SEC Increases Oversight on Crypto
The U.S. Securities and Exchange Commission adopted rules that mandate compliance with federal securities laws for market participants with significant liquidity-providing roles. The SEC extended these regulations to encompass cryptocurrency transactions. The rules passed in a 3-2 vote during a meeting Tuesday, finalized a rule-making proposal initially outlined in a 194-page document in 2022, which contained a solitary mention of crypto in a footnote. The approved 247-page rule applies to individuals engaging in transactions involving crypto assets that meet the definition of securities or government securities, except those with assets totaling less than $50 million. The rule's scope extends to decentralized finance activities. Specifically, individuals whose trading activities in crypto asset securities align with the rule's definition of "as part of a regular business" are subject to registration as dealers or government securities dealers.

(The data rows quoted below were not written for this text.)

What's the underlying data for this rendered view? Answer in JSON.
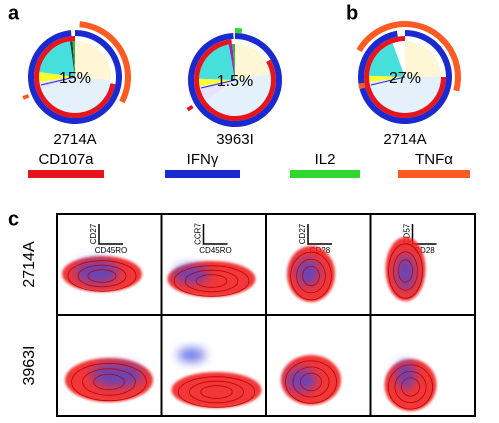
{
  "panels": {
    "a": "a",
    "b": "b",
    "c": "c"
  },
  "pies": [
    {
      "percent": "15%",
      "label": "2714A"
    },
    {
      "percent": "1.5%",
      "label": "3963I"
    },
    {
      "percent": "27%",
      "label": "2714A"
    }
  ],
  "legend": [
    {
      "label": "CD107a",
      "color": "#e8141c"
    },
    {
      "label": "IFNγ",
      "color": "#1a2ad0"
    },
    {
      "label": "IL2",
      "color": "#2ed82e"
    },
    {
      "label": "TNFα",
      "color": "#ff5a22"
    }
  ],
  "grid": {
    "rows": [
      "2714A",
      "3963I"
    ],
    "columns": [
      {
        "y_axis": "CD27",
        "x_axis": "CD45RO"
      },
      {
        "y_axis": "CCR7",
        "x_axis": "CD45RO"
      },
      {
        "y_axis": "CD27",
        "x_axis": "CD28"
      },
      {
        "y_axis": "CD57",
        "x_axis": "CD28"
      }
    ]
  }
}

Crypto Hack Statistics for January
Crypto hacks in January caused $38.9 million worth of losses, decentralized finance security startup Quantstamp said. Malicious actors used smart contract breaches, scams and private key compromises in the top five hacks of the month, it said. The top incidents include the $4.5 million flash loan attack on Radiant Capital, the $6.1 million Gamma Strategies hack, the $460,000 Wise Lending oracle manipulation attack, the $4 million Socket protocol theft and the $1.7 million Goledo Finance theft.
South Korea's New Law for Crypto Crime
South Korea's primary financial regulator is introducing crypto-focused regulation in its Virtual Asset Users Protection Act to safeguard investors from market crimes. The Financial Services Commission disclosed the new law on Wednesday. It contains provisions that prohibit the use of undisclosed significant information, market manipulation, and illegal trading activities and imposes severe penalties - such as fixed-term imprisonment exceeding one year or fines ranging from three to five times the amount of illicit profits. Criminals who make more than $3.8 million from illegal crypto trading scams face life sentences. Scheduled to take effect on July 19, 2024, the legislation was enacted on July 18, 2023. The law emerged in response to an industry crisis involving Terraform Labs and its South Korean founder Do Kwon, following a market collapse in May 2022 that resulted in losses exceeding $450 billion.